Siamo in un’epoca vicina e in una incredibilmente lontana. E niente è slegato dal resto. Sia nella trama, ben controllata dallo scrittore, sia nella vita dei personaggi che si inseguono per generazioni intorno alle vicende (editoriali e non) di Adana Moreau. Dopo aver pubblicato il suo primo libro dal titolo Città perduta, la donna ne scrive un secondo che non darà mai alle stampe e che deciderà di bruciare prima di morire prematuramente per malattia. Ma una versione di quel volume, dal titolo Una Terra modello, esiste ed è destinata a raggiungere il figlio Maxwell Moreau, in un tempo molto lontano dalla sua creazione, quando ormai è un ex professore di fisica dalle teorie anticonformiste e geniali. Che sembrano fare eco a quelle di Adana, donna magica che scrive di terre in universi paralleli nel suo ultimo scritto.
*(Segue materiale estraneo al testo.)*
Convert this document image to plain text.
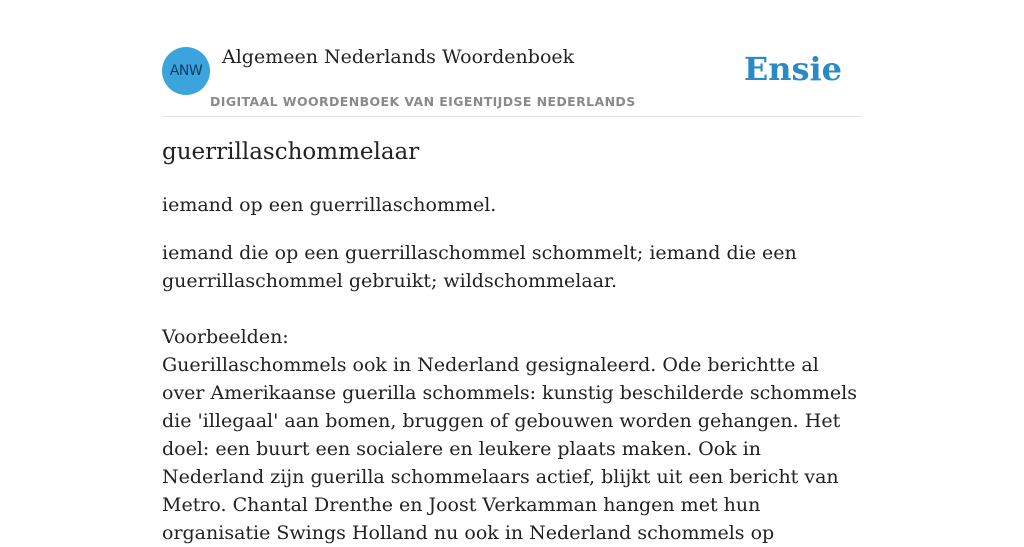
ANW
Algemeen Nederlands Woordenboek
DIGITAAL WOORDENBOEK VAN EIGENTIJDSE NEDERLANDS
Ensie
guerrillaschommelaar

iemand op een guerrillaschommel.

iemand die op een guerrillaschommel schommelt; iemand die een guerrillaschommel gebruikt; wildschommelaar.

Voorbeelden:

Guerillaschommels ook in Nederland gesignaleerd. Ode berichtte al over Amerikaanse guerilla schommels: kunstig beschilderde schommels die 'illegaal' aan bomen, bruggen of gebouwen worden gehangen. Het doel: een buurt een socialere en leukere plaats maken. Ook in Nederland zijn guerilla schommelaars actief, blijkt uit een bericht van Metro. Chantal Drenthe en Joost Verkamman hangen met hun organisatie Swings Holland nu ook in Nederland schommels op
Fantascienza. Fantascienza poetica, in cui è il quotidiano a trasformare la percezione del mondo e dove sono le relazioni affettive a creare – forse – l’universo. Dove le parole sono dettate dallo sguardo, come se potessero venire pronunciate dagli occhi: chi parla trasmette la propria visione del mondo, filtrata com’è dalla propria peculiare esperienza e dal proprio personale modo di pensare. E l’esperienza, a sua volta, è possibile se si segue la propria strada. Sembra questo il cuore di un libro che cattura, complessivamente, il lettore in un viaggio nell’esilio, nella diaspora e nei legami affettivi. Ci si immerge in una New Orleans distrutta dall’uragano Katrina e in quella magica e dolce di un’epoca lontana, in uno yiddish mai abbandonato che riaffiora nei modi di dire, nella vita ebraica a Chicago e nell’amicizia di due ragazzi che si ritrovano adulti senza aver mai tradito se stessi. Il libro, anzi i libri fanno da filo rosso in tutta la vicenda, attraverso alcuni portatori fondamentali, che sanno trasmettere l’amore per la lettura e attivare scambi tra gli uomini. E questo romanzo è il tentativo veramente titanico di scandagliare i mondi possibili attraverso la vita di personaggi e generazioni diverse, ma sempre in comunicazione tra loro. Con coerenza e maestria.
Il libro perduto di Adana Moreau è un romanzo totale, se si può mutuare dalla musica questa espressione: ha tanti strati sonori, un’infinità di colori e una profondità sufficiente da creare un sound avvolgente e mai banale. Docente di scrittura al Master of Arts in Writing della Northwestern University e allo StoryStudio di Chicago, Zapata ha vinto il Chicago Review of Book Award for Fiction nel 2020 e in effetti il suo è, come lo ha definito la critica, “un esordio esplosivo, scintillante” che, magari con qualche piccola caduta, invita il lettore a mettersi in gioco. A giocare con i personaggi di mondi lontani rintracciando i propri, in uno sconfinato territorio che contiene il prima, il dopo e l’adesso.